Kyoto Protokolü, Birleşmiş Milletler İklim Değişikliği Çerçeve Anlaşması'nın yasal olarak bağlayıcı bir eki niteliğinde  bir protokol, adını Japonya'nın Kyoto kentinden alıyor. Sera gazı emisyonlarında indirime gidilmesi konusunda ilk anlaşma Kyoto kentinde 1997 yılında yapılan zirvede sağlanmıştı. Bu protokole göre, sanayileşmiş ülkeler ile piyasa ekonomisine geçiş sürecindeki ülkeler atmosfere saldıkları sera gazı miktarlarında indirime gitmeyi kabul ediyorlar. Kısaca  daha  az  tüketmeyi. Kyoto Protokolü sanayileşmiş ülkelerin önüne, sera gazı emisyonlarında 2012 yılına kadar ne kadar indirime gideceklerini belirleyen somut hedefler koyuyor. Amaç altı sera gazının – karbon dioksit, metan, nitrous oksit, sülfür heksaflorid, HFC'ler ve PFC'ler – 2008-2012 arası beş yıllık ortalama salınım değerlerini azaltmaktır. Ulusal hedefler AB ve başka bazı ülkeler için %8'lik, ABD için %7'lik, Japonya için %6'lık azaltma, Rusya için %0 değişiklik ve Avustralya için %8 ile İzlanda için %10'luk bir artış şeklinde çeşitlilik göstermektedir.
            Küresel  ısınma  ile  yaşam  döngüsü  değişen  kenelerin  yaydığı  hastalığa  karşı  KORKU  TOPLUMUNA  dönüşmüş  Samsundan  Kyotoya  bakmak  ne  anlama  geliyor..
            Amerika  Birleşik  Devletlerinin  bu  protokolu  niçin  imzalamadığını  görmek  ile  termik  santralleri  savunmak  aynı  kaotik  ucun  ayna  görüntüleri midir?
            Ya da  kaosun  diğer  sarmalından  bakarken  karşımıza  çıkan  şu  görüş:
Küresel İklim Değişikliğini durdurmak isteyen herkes, Kyoto Protokolüne karşı olmalıdır.  Çünkü protokol hiç bir şekilde Emisyon salınımlarını azaltmamakta, aksine durumu daha da kötüleştirmektedir.

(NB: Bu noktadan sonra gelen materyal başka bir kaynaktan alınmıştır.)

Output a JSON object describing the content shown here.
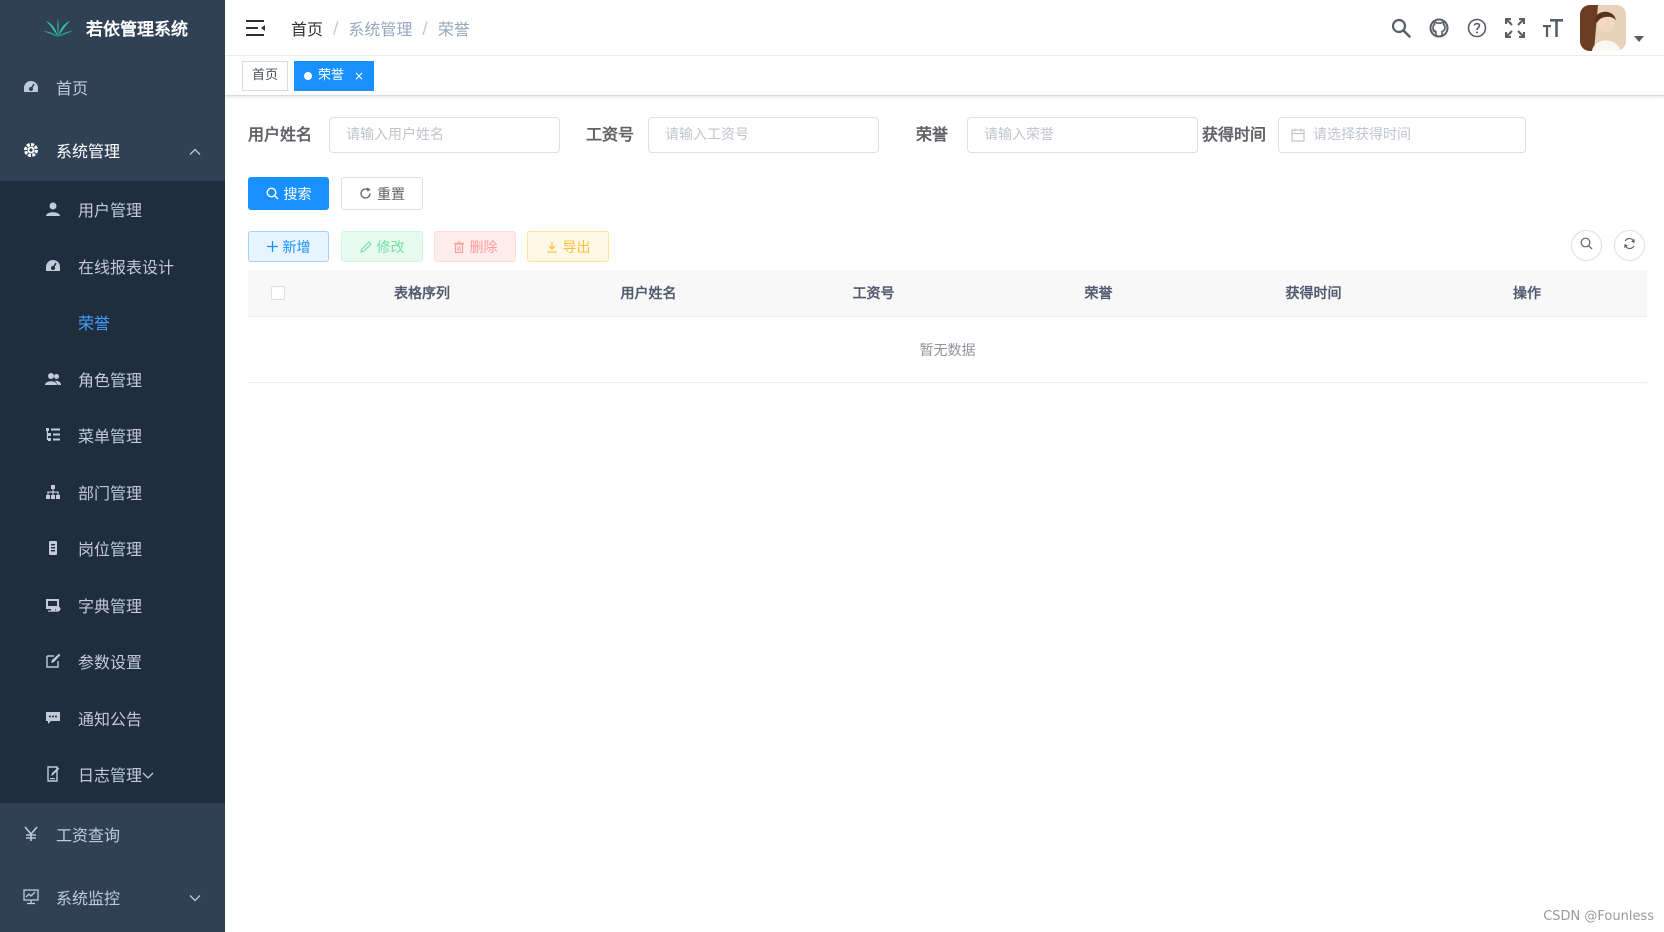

Toplumsal adaletin hakim olduğu, tüm insanların özgür bir yaşama eşit olanaklarla ulaşabileceği bir dünyada yaşamak isteyen herkes Kyoto Protokolüne karşı savaşmalıdır. Çünkü Kyoto Protokolü aynı zamanda eşitsizlikleri yeniden üretmektedir ve sömürü zihniyetinin bir uzantısıdır.
            Kaosun  ufak  sarmalından  çıkan  farklı  şu  düşünce :
‘’Neoliberalizm, para dolaşımı mantığının modernleşmesi ve yaygınlaşmasıdır. Neo- liberalizm ile birlikte, kısa süre içinde,  önceden kamuya ait olan ve kamunun yasa ve düzenlemelerine tabi olan yaşamsal öneme sahip alanlar özel sektörün piyasa mantığına göre düzenlenmiş karı maksimize etme güdüsüne teslim edilmiştir. Bu durum neo- liberal dev pazarın mimarlarını İklim Değişikliğinin gündemde olduğu bir dönemde zekice bir plana sevk etmiştir: Havanın kendisi mala dönüştürülemiyorsa, “Havayı Kirletme Hakkı“ piyasanın ellerine teslim edilebilir. Kyoto Protokolü, sera etkisi olan gazları özellikle CO2  yi kapsar ve hepsi CO2  eşdeğerliliğine göre ölçülür.  Kyoto Protokolüyle Havanın piyasalaştırılmasının hipotezi oluşur. Böylece hava artık herkese ait olmaktan çıkıp, onu kirletme hakkının satılabilir alınabilir bir mala dönüştürülmüştür. Havayı kirletme hakkı parça parça güçlü şirketlere devredilmiştir’’
Düşüncemiz  bulanıklaşıyor
Bilgi   kararıyor.
Beyaz  kirleniyor.
Akşam  oluyor.
Doğada yaratılan tahribatın giderilebilmesi için tek yol temiz enerji kaynakları ve teknolojileri kullanmak ve geniş bir seferberlik anlamına gelen çalışmalar yapmaktır. Bunun anlamı ise mevcut üretim sisteminin kökten değiştirilmesi, dünya ölçeğinde planlı, doğa ve insanla barışık hale getirilmesidir.
Türkiye  Kyoto  protokolunu  imzalasın mı?